I read cozy and historical mysteries, a bit of Paranormal/UF, and to mix it up, I read science and gardening books on occasion.
This was one of the few remaining Whimsey books I had left to read; not being English by birth, and ignorant of the art behind bell ringing, I'd naturally thought this was a mystery about tailors; you know, those that produce clothing. I was set straight a few of years ago, and became determined to read it, because a mystery about bell ringing sounded a LOT more interesting.
Nine Tailors was both what I did and didn't expect. From what I'd picked up about bell ringing by osmosis, I knew it was going to be one of the more esoteric mysteries, so I was going to have to depend a lot on context, or spend a lot of time googling. But I didn't expect the almost thriller-ish pacing towards the end, especially as the rest of the book was almost languid in it's exploration of the murder of the stranger in the tower.
In a genre where Cabot Cover Syndrome abounds, with a dozen murders in a small town/village occurring within months is the norm, it's refreshing to pick up a golden age mystery where – time passes –. Indeed, it's 6 months or so before the readers are given a partial solution, and it's almost a year to the day before the true nature of the killing is understood.
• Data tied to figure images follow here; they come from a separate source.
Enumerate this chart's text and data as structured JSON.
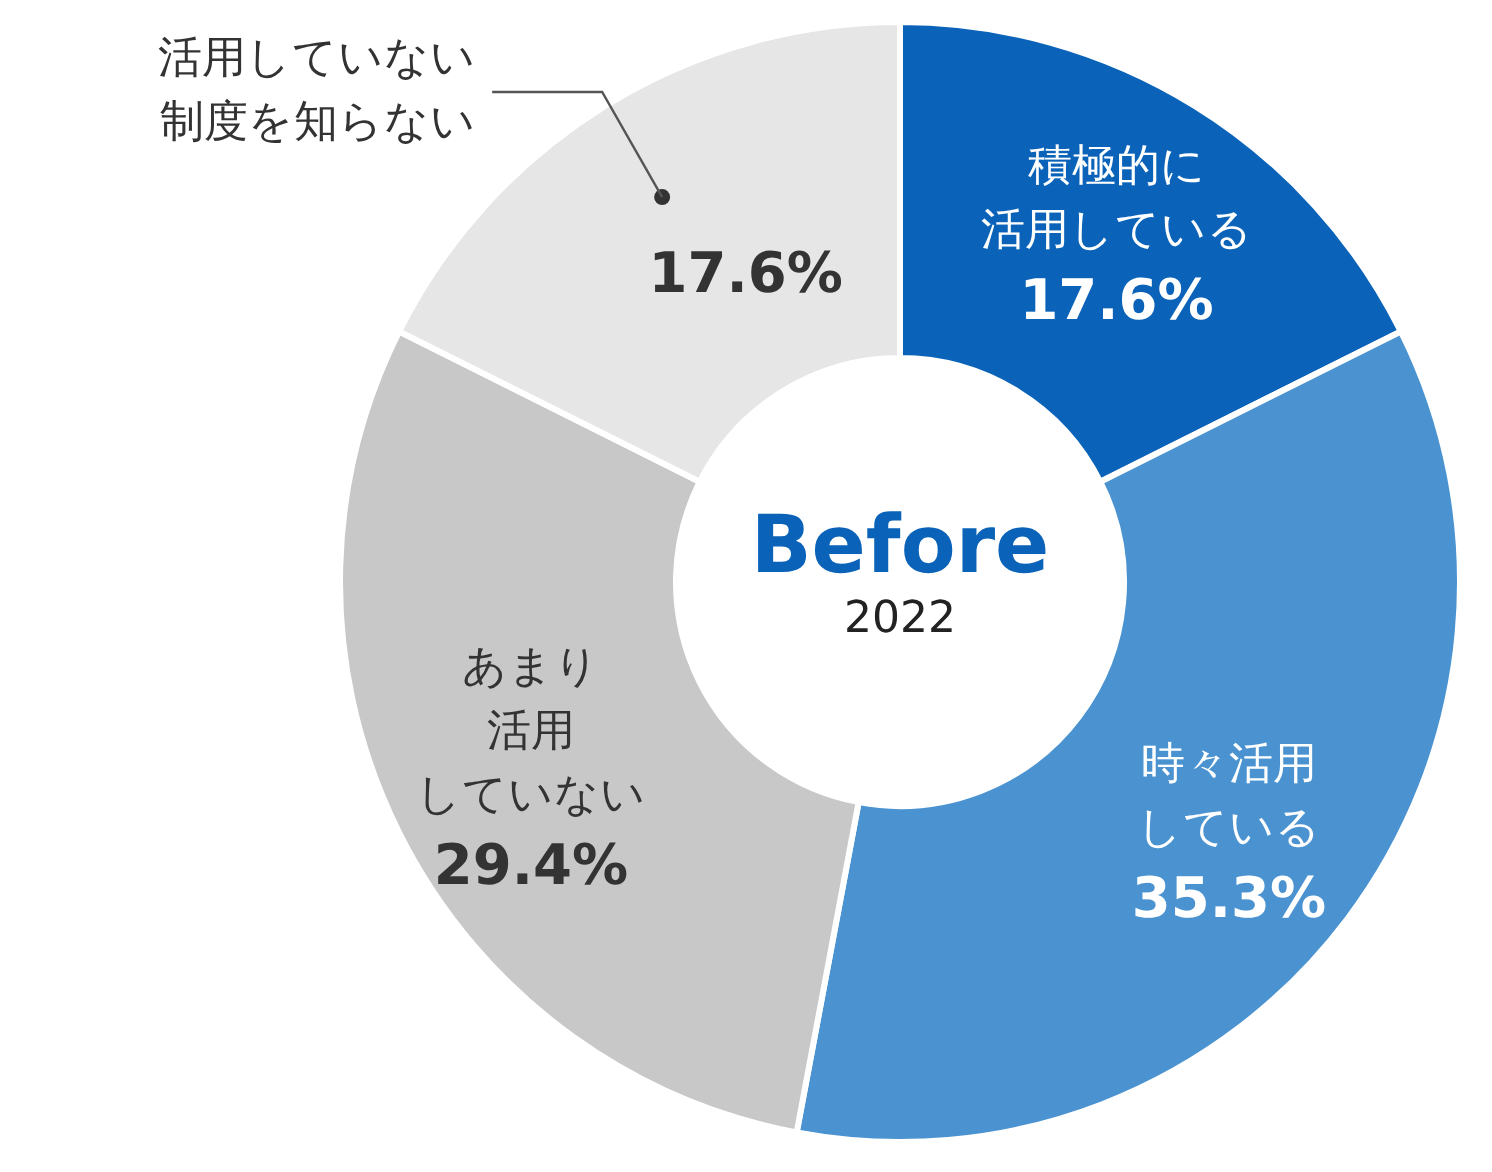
{
  "chart_data": {
    "type": "donut",
    "title": "Before",
    "subtitle": "2022",
    "categories": [
      "積極的に活用している",
      "時々活用している",
      "あまり活用していない",
      "活用していない制度を知らない"
    ],
    "values": [
      17.6,
      35.3,
      29.4,
      17.6
    ],
    "value_labels": [
      "17.6%",
      "35.3%",
      "29.4%",
      "17.6%"
    ],
    "colors": [
      "#0a63b8",
      "#4a93d0",
      "#c8c8c8",
      "#e6e6e6"
    ]
  }
}
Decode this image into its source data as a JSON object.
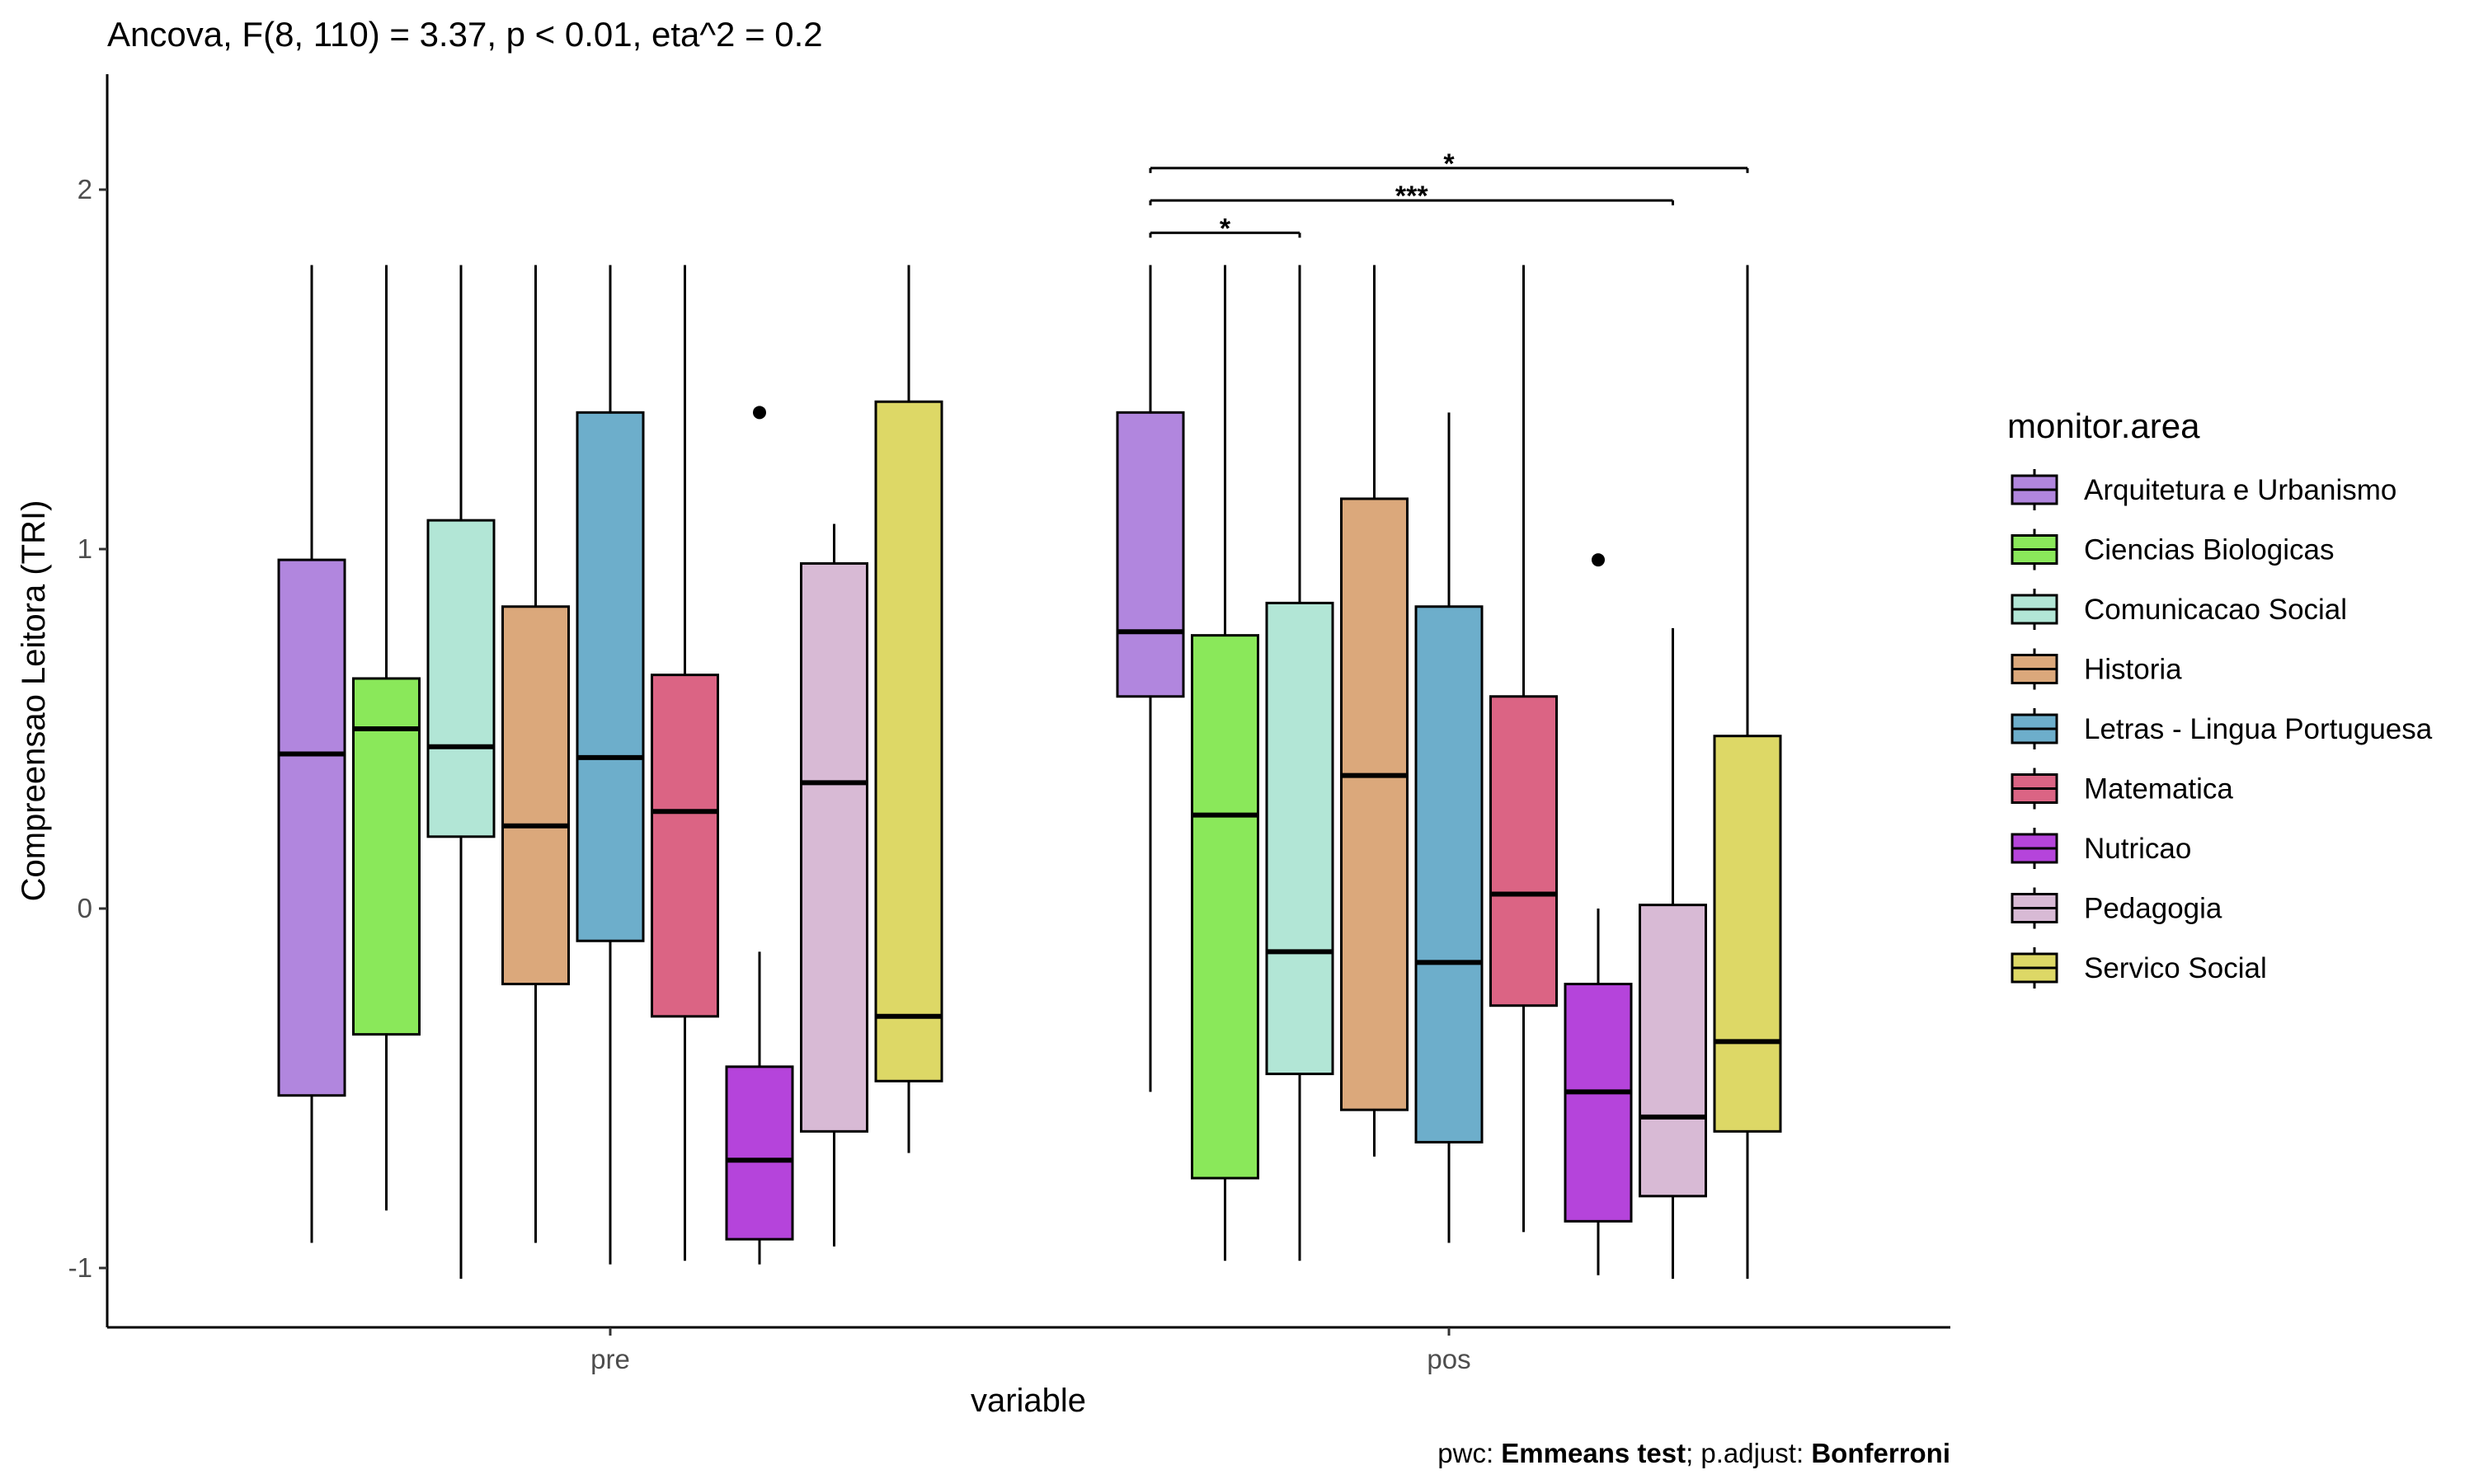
{
  "chart_data": {
    "type": "boxplot",
    "title": "Ancova, F(8, 110) = 3.37, p < 0.01, eta^2 = 0.2",
    "xlabel": "variable",
    "ylabel": "Compreensao Leitora (TRI)",
    "categories": [
      "pre",
      "pos"
    ],
    "y_ticks": [
      -1,
      0,
      1,
      2
    ],
    "y_tick_labels": [
      "-1",
      "0",
      "1",
      "2"
    ],
    "ylim": [
      -1.19,
      2.3
    ],
    "legend": {
      "title": "monitor.area",
      "position": "right"
    },
    "caption": {
      "part1": "pwc: ",
      "part2": "Emmeans test",
      "part3": "; p.adjust: ",
      "part4": "Bonferroni"
    },
    "series": [
      {
        "name": "Arquitetura e Urbanismo",
        "color": "#B186DE",
        "boxes": [
          {
            "whisker_low": -0.93,
            "q1": -0.52,
            "median": 0.43,
            "q3": 0.97,
            "whisker_high": 1.79,
            "outliers": []
          },
          {
            "whisker_low": -0.51,
            "q1": 0.59,
            "median": 0.77,
            "q3": 1.38,
            "whisker_high": 1.79,
            "outliers": []
          }
        ]
      },
      {
        "name": "Ciencias Biologicas",
        "color": "#8AE85A",
        "boxes": [
          {
            "whisker_low": -0.84,
            "q1": -0.35,
            "median": 0.5,
            "q3": 0.64,
            "whisker_high": 1.79,
            "outliers": []
          },
          {
            "whisker_low": -0.98,
            "q1": -0.75,
            "median": 0.26,
            "q3": 0.76,
            "whisker_high": 1.79,
            "outliers": []
          }
        ]
      },
      {
        "name": "Comunicacao Social",
        "color": "#B2E6D6",
        "boxes": [
          {
            "whisker_low": -1.03,
            "q1": 0.2,
            "median": 0.45,
            "q3": 1.08,
            "whisker_high": 1.79,
            "outliers": []
          },
          {
            "whisker_low": -0.98,
            "q1": -0.46,
            "median": -0.12,
            "q3": 0.85,
            "whisker_high": 1.79,
            "outliers": []
          }
        ]
      },
      {
        "name": "Historia",
        "color": "#DBA87B",
        "boxes": [
          {
            "whisker_low": -0.93,
            "q1": -0.21,
            "median": 0.23,
            "q3": 0.84,
            "whisker_high": 1.79,
            "outliers": []
          },
          {
            "whisker_low": -0.69,
            "q1": -0.56,
            "median": 0.37,
            "q3": 1.14,
            "whisker_high": 1.79,
            "outliers": []
          }
        ]
      },
      {
        "name": "Letras - Lingua Portuguesa",
        "color": "#6DAECB",
        "boxes": [
          {
            "whisker_low": -0.99,
            "q1": -0.09,
            "median": 0.42,
            "q3": 1.38,
            "whisker_high": 1.79,
            "outliers": []
          },
          {
            "whisker_low": -0.93,
            "q1": -0.65,
            "median": -0.15,
            "q3": 0.84,
            "whisker_high": 1.38,
            "outliers": []
          }
        ]
      },
      {
        "name": "Matematica",
        "color": "#DB6484",
        "boxes": [
          {
            "whisker_low": -0.98,
            "q1": -0.3,
            "median": 0.27,
            "q3": 0.65,
            "whisker_high": 1.79,
            "outliers": []
          },
          {
            "whisker_low": -0.9,
            "q1": -0.27,
            "median": 0.04,
            "q3": 0.59,
            "whisker_high": 1.79,
            "outliers": []
          }
        ]
      },
      {
        "name": "Nutricao",
        "color": "#B544DB",
        "boxes": [
          {
            "whisker_low": -0.99,
            "q1": -0.92,
            "median": -0.7,
            "q3": -0.44,
            "whisker_high": -0.12,
            "outliers": [
              1.38
            ]
          },
          {
            "whisker_low": -1.02,
            "q1": -0.87,
            "median": -0.51,
            "q3": -0.21,
            "whisker_high": 0.0,
            "outliers": [
              0.97
            ]
          }
        ]
      },
      {
        "name": "Pedagogia",
        "color": "#D8BAD5",
        "boxes": [
          {
            "whisker_low": -0.94,
            "q1": -0.62,
            "median": 0.35,
            "q3": 0.96,
            "whisker_high": 1.07,
            "outliers": []
          },
          {
            "whisker_low": -1.03,
            "q1": -0.8,
            "median": -0.58,
            "q3": 0.01,
            "whisker_high": 0.78,
            "outliers": []
          }
        ]
      },
      {
        "name": "Servico Social",
        "color": "#DDD866",
        "boxes": [
          {
            "whisker_low": -0.68,
            "q1": -0.48,
            "median": -0.3,
            "q3": 1.41,
            "whisker_high": 1.79,
            "outliers": []
          },
          {
            "whisker_low": -1.03,
            "q1": -0.62,
            "median": -0.37,
            "q3": 0.48,
            "whisker_high": 1.79,
            "outliers": []
          }
        ]
      }
    ],
    "significance": [
      {
        "category": "pos",
        "from": "Arquitetura e Urbanismo",
        "to": "Comunicacao Social",
        "y": 1.88,
        "label": "*"
      },
      {
        "category": "pos",
        "from": "Arquitetura e Urbanismo",
        "to": "Pedagogia",
        "y": 1.97,
        "label": "***"
      },
      {
        "category": "pos",
        "from": "Arquitetura e Urbanismo",
        "to": "Servico Social",
        "y": 2.06,
        "label": "*"
      }
    ]
  }
}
If the esoteric nature of the plot aren't a barrier for the mystery lover, there's an outstanding mystery to be had. Several classic elements are here: coded messages, riddles, cold crimes, treasure, and intrigue in graveyards. It's not strictly a perfect mystery - the cold crime in question starts out with three men clearly involved, but later in the book that third man is discarded; this totally left me confused later in the book, forcing me to go back and re-read earlier sections to get back on track.
Ultimately, I figured out both identity and cause of death well before Whimsey, but it didn't affect my enjoyment of the story - indeed, Sayers, in all her mastery, created a fair play mystery where I, as a reader, was actively trying to figure it out, and I had the clues I needed to do it. But even more than this, Sayers created a story where I was invested in the village of Fenchurch St. Paul; I needed to know about the fate of the village and villagers more than I needed to know whether or not I was right. When Whimsey figured out how the man died, and I learned whether I was right or not, it was, as I believe Sayers intended, rather anticlimactic and merely a footnote in light of the events that came before.
I didn't go with a higher rating because I think I'm going to need to re-read this one in order to appreciate the work as a whole. There's a feeling that there's a complexity to the writing and story telling that I missed the first time around; I was too focused on the trees to fully appreciate the majesty of the forest. But even so, it's a book I would not hesitate to recommend to anyone who appreciates fine writing and an excellent mystery.